An interesting observation of the present study is that although the overall difference in TF levels in lung tissues of HTF and low TF mice, both uninfected and M.tb-infected, is 100-fold or more, the difference in TF levels in specific cell types or tissue regions may be much smaller between these mice. Immunohistochemical analysis of granulomas of wild-type, HTF and low TF mice revealed that TF expression in small, localized areas in granulomas of low TF mice was as high as observed in the granulomas of HTF mice. This data was further supported by ex vivo data where M.tb.-infected bone-marrow-derived macrophages of low TF mice exhibited ∼30% of TF activity relative to that observed in M.tb-infected bone marrow-derived macrophages of HTF mice. Interestingly, macrophages derived from different sources appear to respond differently to M.tb indicating that other factors within the macrophages influence differently how TF gene responds to various stimuli.
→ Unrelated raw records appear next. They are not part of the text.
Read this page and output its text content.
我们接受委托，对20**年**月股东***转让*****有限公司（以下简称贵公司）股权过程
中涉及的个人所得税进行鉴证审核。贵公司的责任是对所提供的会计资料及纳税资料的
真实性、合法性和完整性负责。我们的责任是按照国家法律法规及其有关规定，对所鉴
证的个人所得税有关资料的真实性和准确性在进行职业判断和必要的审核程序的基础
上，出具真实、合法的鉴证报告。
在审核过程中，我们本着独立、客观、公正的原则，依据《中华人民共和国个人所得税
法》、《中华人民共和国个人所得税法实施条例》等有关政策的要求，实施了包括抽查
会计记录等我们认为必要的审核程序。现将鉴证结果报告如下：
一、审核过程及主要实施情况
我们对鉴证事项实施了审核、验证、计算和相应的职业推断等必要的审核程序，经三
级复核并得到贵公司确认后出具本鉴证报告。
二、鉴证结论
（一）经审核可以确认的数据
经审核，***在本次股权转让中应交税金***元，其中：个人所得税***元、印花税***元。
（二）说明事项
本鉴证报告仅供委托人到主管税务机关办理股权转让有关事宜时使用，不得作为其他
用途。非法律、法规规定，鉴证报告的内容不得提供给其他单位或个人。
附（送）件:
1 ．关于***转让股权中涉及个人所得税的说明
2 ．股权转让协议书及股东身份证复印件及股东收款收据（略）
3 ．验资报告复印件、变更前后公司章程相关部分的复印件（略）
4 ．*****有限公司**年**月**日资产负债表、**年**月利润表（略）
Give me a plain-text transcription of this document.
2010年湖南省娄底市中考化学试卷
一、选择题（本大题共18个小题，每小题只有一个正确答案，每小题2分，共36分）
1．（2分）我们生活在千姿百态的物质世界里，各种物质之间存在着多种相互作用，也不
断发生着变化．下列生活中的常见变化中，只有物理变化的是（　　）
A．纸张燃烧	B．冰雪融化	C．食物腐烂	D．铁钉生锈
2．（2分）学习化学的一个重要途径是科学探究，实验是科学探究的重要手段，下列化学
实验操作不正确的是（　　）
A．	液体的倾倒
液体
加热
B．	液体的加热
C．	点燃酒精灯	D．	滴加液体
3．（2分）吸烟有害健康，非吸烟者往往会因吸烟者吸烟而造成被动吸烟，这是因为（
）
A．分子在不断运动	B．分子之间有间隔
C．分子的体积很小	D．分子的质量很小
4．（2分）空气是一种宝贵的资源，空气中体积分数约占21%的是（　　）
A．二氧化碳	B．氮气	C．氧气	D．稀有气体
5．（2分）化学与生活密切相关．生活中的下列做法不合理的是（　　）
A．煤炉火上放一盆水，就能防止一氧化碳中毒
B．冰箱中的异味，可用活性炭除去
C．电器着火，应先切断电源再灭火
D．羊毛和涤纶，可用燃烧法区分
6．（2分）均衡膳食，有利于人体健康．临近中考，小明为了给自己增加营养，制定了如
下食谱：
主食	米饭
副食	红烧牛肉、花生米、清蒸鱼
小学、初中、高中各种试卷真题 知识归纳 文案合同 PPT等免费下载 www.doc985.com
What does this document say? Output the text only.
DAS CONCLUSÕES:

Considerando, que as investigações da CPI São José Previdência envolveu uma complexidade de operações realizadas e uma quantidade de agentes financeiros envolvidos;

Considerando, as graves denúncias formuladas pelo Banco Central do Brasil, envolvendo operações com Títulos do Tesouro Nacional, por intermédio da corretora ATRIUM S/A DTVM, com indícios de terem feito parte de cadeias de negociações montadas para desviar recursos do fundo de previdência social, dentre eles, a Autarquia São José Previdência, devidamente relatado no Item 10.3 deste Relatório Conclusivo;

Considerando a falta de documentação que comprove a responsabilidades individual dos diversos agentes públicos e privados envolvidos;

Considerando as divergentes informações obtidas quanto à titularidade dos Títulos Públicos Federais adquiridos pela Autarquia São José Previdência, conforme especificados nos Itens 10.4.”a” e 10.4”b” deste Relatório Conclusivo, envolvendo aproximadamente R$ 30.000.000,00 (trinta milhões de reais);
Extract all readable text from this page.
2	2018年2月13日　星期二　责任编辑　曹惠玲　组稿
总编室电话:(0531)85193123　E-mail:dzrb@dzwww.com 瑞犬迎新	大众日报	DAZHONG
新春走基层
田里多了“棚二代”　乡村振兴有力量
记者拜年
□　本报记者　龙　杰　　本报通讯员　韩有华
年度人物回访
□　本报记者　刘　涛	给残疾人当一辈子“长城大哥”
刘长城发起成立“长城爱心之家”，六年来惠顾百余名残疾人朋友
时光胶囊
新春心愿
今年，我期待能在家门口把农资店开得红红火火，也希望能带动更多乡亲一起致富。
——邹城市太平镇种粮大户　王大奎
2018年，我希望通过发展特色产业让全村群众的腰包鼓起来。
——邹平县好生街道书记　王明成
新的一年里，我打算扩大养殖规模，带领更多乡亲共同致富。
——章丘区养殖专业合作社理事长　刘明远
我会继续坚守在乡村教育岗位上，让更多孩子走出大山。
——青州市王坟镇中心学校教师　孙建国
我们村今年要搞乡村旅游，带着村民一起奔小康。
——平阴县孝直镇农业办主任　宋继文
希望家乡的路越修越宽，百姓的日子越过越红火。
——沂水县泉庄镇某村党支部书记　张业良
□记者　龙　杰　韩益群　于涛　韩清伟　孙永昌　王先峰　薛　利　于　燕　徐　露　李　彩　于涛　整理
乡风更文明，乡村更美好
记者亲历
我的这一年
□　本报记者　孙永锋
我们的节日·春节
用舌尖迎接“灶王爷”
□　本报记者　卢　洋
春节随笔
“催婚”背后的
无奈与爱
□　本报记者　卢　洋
In conclusion, our present data suggest that TF does not play a significant role in TB pathogenesis. However, our data do not permit to rule out completely a role for TF in M.tb pathogenesis since M.tb induced a significant amount of TF expression in small localized areas in the granuloma even in low TF mice. It is possible that a small amount of TF expressed within the granuloma may be sufficient to mediate local coagulant and signaling functions to facilitate M.tb. growth and dissemination. Further studies with TF transgenic mice lacking TF completely in macrophages or other relevant specific cell types and/or mice lacking potential signaling partners to mediate TF signaling, and extended experimental time frame following the infection are needed to fully investigate the role of TF in TB pathogenesis. The present data also highlight the importance of exercising caution in interpreting the data obtained with low TF mice in experimental model systems since infectious agents or other pathophysiological agonists may induce a significant amount of TF expression in specific cell types or tissues in these mice.